Le contexte historique des événements en Afghanistan

Les talibans sont présentés comme les ennemis de la civilisation, un danger pour les droits de l’homme et ceux des femmes, en particulier. Ils sont certes brutaux et animés d’une vision qui renvoie aux pires aspects du Moyen Âge. Cependant, ils ne sont pas une exception à l’époque dans laquelle nous vivons. Ils sont le produit d’un système social réactionnaire : le capitalisme décadent. En particulier, leur essor est une manifestation de la décomposition, stade final de la décadence du capitalisme.

La seconde moitié des années 1970 a vu une escalade de la guerre froide entre les blocs impérialistes américain et russe, les États-Unis installant des missiles de croisière en Europe occidentale et forçant l’URSS à s’engager dans une course aux armements qu’elle pouvait de moins en moins se permettre. Cependant, en 1979, l’un des piliers du bloc occidental au Moyen-Orient, l’Iran, s’est effondré dans le chaos. Toutes les tentatives des fractions les plus responsables de la bourgeoisie iranienne pour imposer l’ordre ont échoué et les éléments les plus arriérés du clergé ont profité de ce chaos pour prendre le pouvoir. Le nouveau régime a rompu avec le bloc occidental mais a également refusé de rejoindre le bloc russe. L’Iran a une longue frontière avec la Russie et avait donc joué un rôle clé dans la stratégie occidentale d’encerclement de l’URSS. Suite à cet effondrement, l’Iran est devenu un électron libre dans la région. Ce nouveau désordre a encouragé l’URSS à envahir l’Afghanistan lorsque l’Occident a tenté de renverser le régime pro-russe qu’elle avait réussi à installer à Kaboul en 1978. En envahissant l’Afghanistan, la Russie espérait pouvoir, à un stade ultérieur, accéder à l’océan Indien.

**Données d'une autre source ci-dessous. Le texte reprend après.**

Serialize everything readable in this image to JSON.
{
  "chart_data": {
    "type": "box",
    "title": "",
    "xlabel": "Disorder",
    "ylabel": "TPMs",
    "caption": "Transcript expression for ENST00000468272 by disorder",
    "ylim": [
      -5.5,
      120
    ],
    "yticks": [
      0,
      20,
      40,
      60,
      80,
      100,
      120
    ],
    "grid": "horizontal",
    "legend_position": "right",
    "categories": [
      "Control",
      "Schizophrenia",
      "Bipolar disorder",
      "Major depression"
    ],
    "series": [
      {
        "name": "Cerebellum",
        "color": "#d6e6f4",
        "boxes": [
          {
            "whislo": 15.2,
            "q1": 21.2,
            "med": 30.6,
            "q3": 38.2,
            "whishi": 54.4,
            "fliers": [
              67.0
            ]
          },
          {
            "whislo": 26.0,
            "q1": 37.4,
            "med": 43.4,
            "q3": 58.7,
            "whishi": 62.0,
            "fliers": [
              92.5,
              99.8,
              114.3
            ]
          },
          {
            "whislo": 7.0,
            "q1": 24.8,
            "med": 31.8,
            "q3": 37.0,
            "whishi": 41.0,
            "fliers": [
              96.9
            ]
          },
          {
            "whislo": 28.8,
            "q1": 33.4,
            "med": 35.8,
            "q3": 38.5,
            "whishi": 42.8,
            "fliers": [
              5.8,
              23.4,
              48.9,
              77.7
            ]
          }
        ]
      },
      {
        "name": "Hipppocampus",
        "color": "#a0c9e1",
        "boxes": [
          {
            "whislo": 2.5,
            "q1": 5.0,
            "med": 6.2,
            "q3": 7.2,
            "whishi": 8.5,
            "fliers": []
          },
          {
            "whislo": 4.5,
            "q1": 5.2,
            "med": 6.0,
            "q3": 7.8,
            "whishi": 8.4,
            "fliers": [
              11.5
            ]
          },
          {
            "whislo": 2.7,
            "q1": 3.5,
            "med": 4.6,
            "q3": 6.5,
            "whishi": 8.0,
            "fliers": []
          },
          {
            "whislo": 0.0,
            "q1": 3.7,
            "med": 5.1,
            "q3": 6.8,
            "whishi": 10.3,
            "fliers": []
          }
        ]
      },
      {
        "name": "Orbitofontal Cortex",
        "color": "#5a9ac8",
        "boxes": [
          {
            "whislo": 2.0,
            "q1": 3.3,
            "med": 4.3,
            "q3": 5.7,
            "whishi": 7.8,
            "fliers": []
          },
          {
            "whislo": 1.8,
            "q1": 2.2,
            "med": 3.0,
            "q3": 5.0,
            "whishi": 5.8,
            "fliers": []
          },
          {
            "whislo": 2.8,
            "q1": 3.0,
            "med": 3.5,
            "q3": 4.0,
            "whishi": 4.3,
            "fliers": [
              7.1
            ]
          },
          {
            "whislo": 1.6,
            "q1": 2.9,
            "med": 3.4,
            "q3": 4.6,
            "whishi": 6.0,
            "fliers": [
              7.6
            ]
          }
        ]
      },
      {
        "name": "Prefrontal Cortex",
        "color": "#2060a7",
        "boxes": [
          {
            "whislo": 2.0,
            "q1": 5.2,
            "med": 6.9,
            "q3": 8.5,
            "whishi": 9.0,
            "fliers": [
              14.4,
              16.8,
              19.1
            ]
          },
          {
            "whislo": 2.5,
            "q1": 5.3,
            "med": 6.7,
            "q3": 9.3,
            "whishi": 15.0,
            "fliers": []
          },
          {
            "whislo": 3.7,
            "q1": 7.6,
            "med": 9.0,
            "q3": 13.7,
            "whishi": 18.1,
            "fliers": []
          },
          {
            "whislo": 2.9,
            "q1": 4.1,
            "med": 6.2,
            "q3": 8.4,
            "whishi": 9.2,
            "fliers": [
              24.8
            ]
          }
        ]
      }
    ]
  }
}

En Afghanistan, nous avons assisté à une terrible explosion de barbarie militaire. L’URSS a déchaîné toute la puissance de son arsenal sur les moudjahidines («  combattants de la liberté  ») et la population en général. De l’autre côté, le bloc américain a armé, financé et entraîné les moudjahidines et les chefs de guerre afghans opposés aux Russes. Parmi eux figuraient de nombreux fondamentalistes islamiques ainsi qu’un afflux croissant de djihadistes venus du monde entier. Les États-Unis et leurs alliés ont enseigné à ces «  combattants de la liberté  » tous les arts de la terreur et de la guerre. Cette guerre pour la «  liberté  » a tué entre 500 000 et 2 millions de personnes et a laissé le pays dévasté. Elle a également été le berceau d’une forme plus globale de terrorisme islamique, caractérisée par l’ascension de Ben Laden et d’Al-Qaida.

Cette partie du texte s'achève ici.